Traditionally, LMS is characterised by a labour market that is divided into two segments, often referred to as ‘primary’ and ‘secondary’, though it can include more. The rewards of primary jobs, in terms of earnings, working conditions, job security, training opportunities and career prospects, are high; those of secondary jobs, low. A key element in LMS relates to mobility and, more specifically, to the limited mobility between primary and secondary segments. As a result, the differences are not only relevant to an individual’s first entry or even their re-entry into the labour market, but rather persist over time.

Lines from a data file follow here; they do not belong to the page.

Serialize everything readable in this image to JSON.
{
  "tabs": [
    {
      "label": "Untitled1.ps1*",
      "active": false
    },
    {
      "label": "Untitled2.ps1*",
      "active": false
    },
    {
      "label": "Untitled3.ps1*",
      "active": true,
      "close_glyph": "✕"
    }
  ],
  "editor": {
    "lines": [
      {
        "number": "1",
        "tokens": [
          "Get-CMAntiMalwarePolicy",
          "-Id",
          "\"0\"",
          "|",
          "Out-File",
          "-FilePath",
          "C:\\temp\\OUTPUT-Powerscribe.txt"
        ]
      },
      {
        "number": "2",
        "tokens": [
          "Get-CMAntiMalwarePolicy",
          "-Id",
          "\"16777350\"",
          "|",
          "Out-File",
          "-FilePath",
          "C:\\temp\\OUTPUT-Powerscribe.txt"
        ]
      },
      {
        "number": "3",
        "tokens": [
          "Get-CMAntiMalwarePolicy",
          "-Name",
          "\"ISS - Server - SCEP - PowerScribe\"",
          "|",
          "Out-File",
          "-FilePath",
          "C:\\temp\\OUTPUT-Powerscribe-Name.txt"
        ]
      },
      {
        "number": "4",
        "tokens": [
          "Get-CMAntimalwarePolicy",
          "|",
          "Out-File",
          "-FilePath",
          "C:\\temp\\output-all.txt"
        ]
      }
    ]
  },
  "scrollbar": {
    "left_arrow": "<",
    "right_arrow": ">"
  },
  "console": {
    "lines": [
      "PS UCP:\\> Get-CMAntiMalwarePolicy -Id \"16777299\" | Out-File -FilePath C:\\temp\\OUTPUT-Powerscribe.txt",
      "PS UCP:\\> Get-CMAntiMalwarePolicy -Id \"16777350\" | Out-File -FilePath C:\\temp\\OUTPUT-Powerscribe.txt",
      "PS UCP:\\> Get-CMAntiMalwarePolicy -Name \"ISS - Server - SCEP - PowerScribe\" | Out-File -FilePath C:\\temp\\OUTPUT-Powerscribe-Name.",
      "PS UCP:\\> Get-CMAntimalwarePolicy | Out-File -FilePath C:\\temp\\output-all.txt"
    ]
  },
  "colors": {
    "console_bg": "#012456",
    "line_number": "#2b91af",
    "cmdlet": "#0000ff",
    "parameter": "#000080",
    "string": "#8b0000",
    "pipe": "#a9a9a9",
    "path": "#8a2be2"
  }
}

The term dates back to the 19th century, but it became the subject of more research in the early 1970s in light of growing unemployment and mounting evidence of the existence of at least two labour market segments. The segmented nature of the labour market was further reinforced by reforms at the margins of the labour market in European countries in the 1980s and 1990s. These reforms – enacted mostly in continental and southern EU Member States – relaxed employment protection legislation to counter rising structural unemployment and to boost the competitiveness of national economies. While this move created more jobs, these jobs were precarious and brought with them a growing stock of labour market ‘outsiders’ among the employed. This process of flexibilisation accelerated following the 2008–2009 crisis.
Differences in working conditions are to be expected based on the dynamic between, on the one hand, a country’s productive structure and demand for labour and, on the other, its labour supply, that is, the characteristics of the available workforce. However, differences in working conditions between groups that share similar characteristics in terms of their skills, occupation and experience indicate that other factors determine labour market outcomes, pointing to the possibility of labour market segmentation. These factors could include institutional settings, the economic cycle in a country, or employer strategies that create more or less favourable conditions for specific worker groups: for example, by exploiting flexible forms of employment for tasks not related to their core business.